Por douglas.nunes

Baixos preços internacionais e restrições às importações chinesas de carvão levaram a Vale e a japonesa Sumitomo a decidir pela suspensão da produção da mina de Isaac Plains, em Queensland, na Austrália. Com a medida, as empresas seguem a BHP Billinton e a Mitsubishi, que anunciaram na semana passada cortes de vagas em minas australianas, citando “condições difíceis” do mercado. Este ano, a Vale já havia comunicado a suspensão de atividades no projeto Integra Coal, também na Austrália.

Em comunicado divulgado pela manhã, a Vale informou que estaria “tomando as medidas necessárias para colocar a mina de carvão de Isaac Plains, na Austrália, em care and maintenance (suspensão de atividades com possibilidade de retorno), dado que a operação não é economicamente viável nas atuais condições de mercado”. “A decisão é consistente com a estratégia da Vale de focar na disciplina na alocação de capital e maximizar valor aos seus acionistas”, concluiu a empresa.

Assim como os preços do minério de ferro, o mercado de carvão vem sentindo os efeitos da retração da economia global, em um momento de entrada de projetos iniciados na época de cotações em alta. O carvão siderúrgico atingiu, em setembro, a cotação mais baixa em quatro anos. Já o carvão térmico caiu a valores de cinco anos atrás. Parceira da Vale em Isaac Plains, a Sumitomo informou que a decisão é uma “resposta ao ciclo de baixa no mercado”.
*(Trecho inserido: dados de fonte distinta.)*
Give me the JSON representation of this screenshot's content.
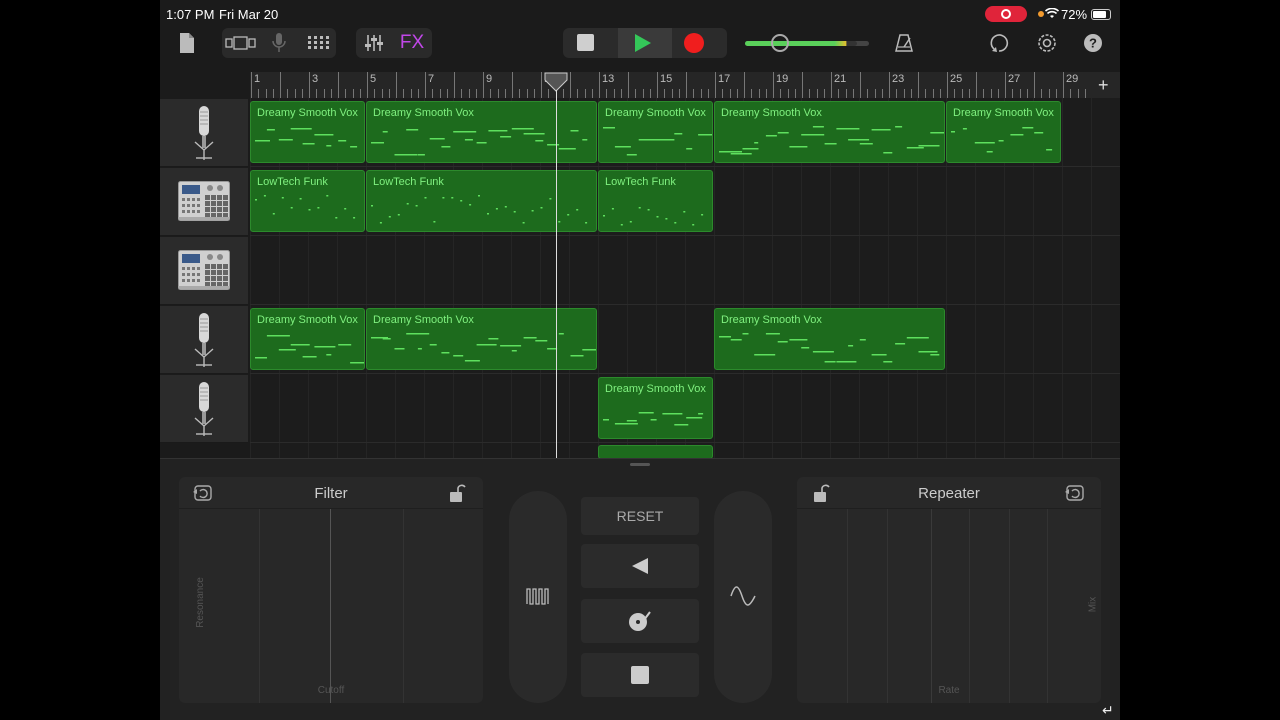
{
  "status_bar": {
    "time": "1:07 PM",
    "date": "Fri Mar 20",
    "battery": "72%"
  },
  "toolbar": {
    "fx_label": "FX",
    "icons": [
      "document-icon",
      "view-toggle-icon",
      "mic-icon",
      "grid-icon",
      "mixer-icon",
      "metronome-icon",
      "loop-icon",
      "settings-icon",
      "help-icon"
    ],
    "volume_level": 0.22
  },
  "ruler": {
    "bars": [
      "1",
      "3",
      "5",
      "7",
      "9",
      "11",
      "13",
      "15",
      "17",
      "19",
      "21",
      "23",
      "25",
      "27",
      "29"
    ]
  },
  "tracks": [
    {
      "instrument": "microphone",
      "regions": [
        {
          "name": "Dreamy Smooth Vox",
          "start": 1,
          "end": 5
        },
        {
          "name": "Dreamy Smooth Vox",
          "start": 5,
          "end": 13
        },
        {
          "name": "Dreamy Smooth Vox",
          "start": 13,
          "end": 17
        },
        {
          "name": "Dreamy Smooth Vox",
          "start": 17,
          "end": 25
        },
        {
          "name": "Dreamy Smooth Vox",
          "start": 25,
          "end": 29
        }
      ]
    },
    {
      "instrument": "drum-machine",
      "regions": [
        {
          "name": "LowTech Funk",
          "start": 1,
          "end": 5
        },
        {
          "name": "LowTech Funk",
          "start": 5,
          "end": 13
        },
        {
          "name": "LowTech Funk",
          "start": 13,
          "end": 17
        }
      ]
    },
    {
      "instrument": "drum-machine",
      "regions": []
    },
    {
      "instrument": "microphone",
      "regions": [
        {
          "name": "Dreamy Smooth Vox",
          "start": 1,
          "end": 5
        },
        {
          "name": "Dreamy Smooth Vox",
          "start": 5,
          "end": 13
        },
        {
          "name": "Dreamy Smooth Vox",
          "start": 17,
          "end": 25
        }
      ]
    },
    {
      "instrument": "microphone",
      "regions": [
        {
          "name": "Dreamy Smooth Vox",
          "start": 13,
          "end": 17
        }
      ]
    }
  ],
  "playhead_bar": 11,
  "fx_panel": {
    "filter": {
      "title": "Filter",
      "x_axis": "Cutoff",
      "y_axis": "Resonance"
    },
    "repeater": {
      "title": "Repeater",
      "x_axis": "Rate",
      "y_axis": "Mix"
    },
    "reset_label": "RESET",
    "controls": [
      "reverse-icon",
      "scratch-icon",
      "stop-icon"
    ],
    "left_pill_icon": "gate-icon",
    "right_pill_icon": "wave-icon"
  }
}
Este mês, a China anunciou medidas que ampliam as restrições ambientais do carvão térmico usado no país — com um máximo de 16% de cinzas e 1% de enxofre — aos deltas dos rios Pearl e Yangtze, o que deve gerar grandes impactos na produção australiana, segundo a consultoria WoodMackenzie. Em relatório divulgado na semana passada, a empresa estima que 80% das exportações australianas de carvão não atendem às novas especificações, uma vez que a produção local não passa pela etapa de processamento.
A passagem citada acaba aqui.